Liberals tend to believe (liberals, please correct me if I am wrong or exaggerating here) that private charity may be nice, but it can never be great enough or reliable enough to take care of the huge needs of the less fortunate. Greedy rich, personal prejudice or shortsightedness would inevitably result in many people with real needs being left to starve.
Conservatives also generally believe there should be at least some sort of safety net supplied by the government to prevent acute poverty, if not the more extensive welfare endorsed by liberals. All three groups agree on the need. Liberals and conservatives mostly agree on the means, a government-supplied system bolstered by private action. Libertarians disagree only on the means, and advocate a purely private charity system.

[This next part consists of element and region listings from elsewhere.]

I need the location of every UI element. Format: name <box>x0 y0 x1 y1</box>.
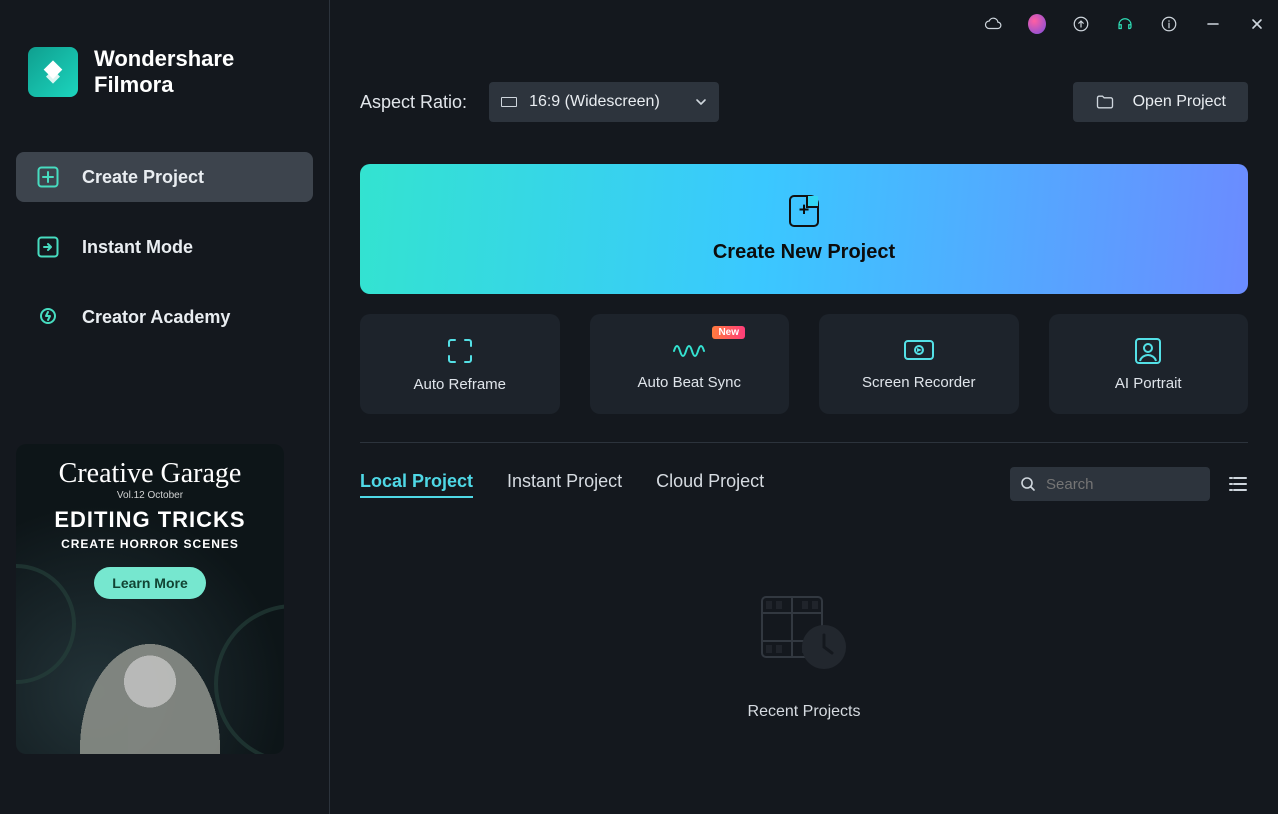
promo-script: Creative Garage <box>16 458 284 490</box>
app-logo: Wondershare Filmora <box>28 46 313 98</box>
support-headset-icon[interactable] <box>1116 15 1134 33</box>
chevron-down-icon <box>695 96 707 108</box>
feature-label: AI Portrait <box>1115 375 1182 392</box>
logo-mark-icon <box>28 47 78 97</box>
open-project-label: Open Project <box>1133 93 1226 111</box>
sidebar-item-instant-mode[interactable]: Instant Mode <box>16 222 313 272</box>
titlebar <box>330 6 1278 42</box>
new-badge: New <box>712 326 745 339</box>
promo-subtitle: CREATE HORROR SCENES <box>16 537 284 551</box>
recent-projects-empty: Recent Projects <box>360 591 1248 721</box>
promo-card[interactable]: Creative Garage Vol.12 October EDITING T… <box>16 444 284 754</box>
tab-local-project[interactable]: Local Project <box>360 471 473 498</box>
sidebar: Wondershare Filmora Create Project Insta… <box>0 0 330 814</box>
feature-label: Auto Reframe <box>413 376 506 393</box>
aspect-ratio-select[interactable]: 16:9 (Widescreen) <box>489 82 719 122</box>
bulb-icon <box>36 305 60 329</box>
divider <box>360 442 1248 443</box>
filmstrip-clock-icon <box>758 591 850 673</box>
brand-line2: Filmora <box>94 72 234 98</box>
tab-instant-project[interactable]: Instant Project <box>507 471 622 498</box>
promo-cta-button[interactable]: Learn More <box>94 567 205 599</box>
open-project-button[interactable]: Open Project <box>1073 82 1248 122</box>
info-icon[interactable] <box>1160 15 1178 33</box>
avatar[interactable] <box>1028 15 1046 33</box>
plus-square-icon <box>36 165 60 189</box>
waveform-icon <box>672 338 706 364</box>
list-view-toggle[interactable] <box>1228 475 1248 493</box>
promo-title: EDITING TRICKS <box>16 507 284 533</box>
portrait-icon <box>1133 337 1163 365</box>
ratio-rect-icon <box>501 97 517 107</box>
tab-cloud-project[interactable]: Cloud Project <box>656 471 764 498</box>
feature-auto-beat-sync[interactable]: New Auto Beat Sync <box>590 314 790 414</box>
create-new-label: Create New Project <box>713 241 895 264</box>
sidebar-item-label: Create Project <box>82 167 204 188</box>
cloud-icon[interactable] <box>984 15 1002 33</box>
create-new-project-button[interactable]: Create New Project <box>360 164 1248 294</box>
promo-figure-image <box>60 614 240 754</box>
sidebar-item-label: Instant Mode <box>82 237 193 258</box>
feature-auto-reframe[interactable]: Auto Reframe <box>360 314 560 414</box>
upload-icon[interactable] <box>1072 15 1090 33</box>
search-box[interactable] <box>1010 467 1210 501</box>
feature-screen-recorder[interactable]: Screen Recorder <box>819 314 1019 414</box>
sidebar-item-create-project[interactable]: Create Project <box>16 152 313 202</box>
feature-label: Screen Recorder <box>862 374 975 391</box>
minimize-button[interactable] <box>1204 15 1222 33</box>
search-input[interactable] <box>1046 476 1200 493</box>
aspect-ratio-value: 16:9 (Widescreen) <box>529 93 660 111</box>
brand-line1: Wondershare <box>94 46 234 72</box>
sidebar-item-label: Creator Academy <box>82 307 230 328</box>
feature-label: Auto Beat Sync <box>638 374 741 391</box>
sidebar-item-creator-academy[interactable]: Creator Academy <box>16 292 313 342</box>
new-doc-icon <box>789 195 819 227</box>
aspect-ratio-label: Aspect Ratio: <box>360 92 467 113</box>
search-icon <box>1020 476 1036 492</box>
close-button[interactable] <box>1248 15 1266 33</box>
logo-text: Wondershare Filmora <box>94 46 234 98</box>
recorder-icon <box>903 338 935 364</box>
feature-ai-portrait[interactable]: AI Portrait <box>1049 314 1249 414</box>
project-tabs: Local Project Instant Project Cloud Proj… <box>360 471 764 498</box>
reframe-icon <box>445 336 475 366</box>
promo-volume: Vol.12 October <box>16 490 284 501</box>
main-area: Aspect Ratio: 16:9 (Widescreen) Open Pro… <box>330 0 1278 814</box>
arrow-square-icon <box>36 235 60 259</box>
folder-icon <box>1095 92 1115 112</box>
recent-projects-label: Recent Projects <box>748 703 861 721</box>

This has little attraction for the average person. Private charity doesn't allow for the clash of rival gangs, the political parties. It has no heroes of the faith, like politics. There would be no Reagan or Clinton or Obama to give stirring speeches about the evils of their opponents.
Why not? Because, in a private system, there are no human opponents to poverty. (Hell, everyone hates poverty!) There are only poor people to be helped. It doesn't appeal to the human drive to idolize our heroes and demonize our enemies. Where would Obama be today without those wicked Republicans conspiring to starve poor blacks or push grandma off that cliff? What words could he use to rouse the masses to hysteria, if the fight were just against poor schools, or unemployment?
Without the Republicans, President Obama would still be a community organizer in Chicago, working out of a dirty office on the South Side. Without the Democrats, Mitt Romney would be nothing but another successful businessman. It is the fight that rouses our tribal instincts, not the cause of the fight. If poverty were conquered, we would find something else.
Libertarians will never appeal to a broad class of Americans, for the simple reason that libertarianism is too cat-like, too individualistic. Our bedrock human nature is the dog. The cat is a later, weaker graft. Packs of dogs can always kill any number of cats. Libertarianism can never succeed as a mass movement until it finds popular leaders and creates visible, human enemies to fight. We argue in favor of freedom, individualism, capitalism, and against fascism and socialism. All those 'isms'.
People need human enemies, and human heroes to make a political party. Sorry libertarians, Ron Paul doesn't quite fit the bill.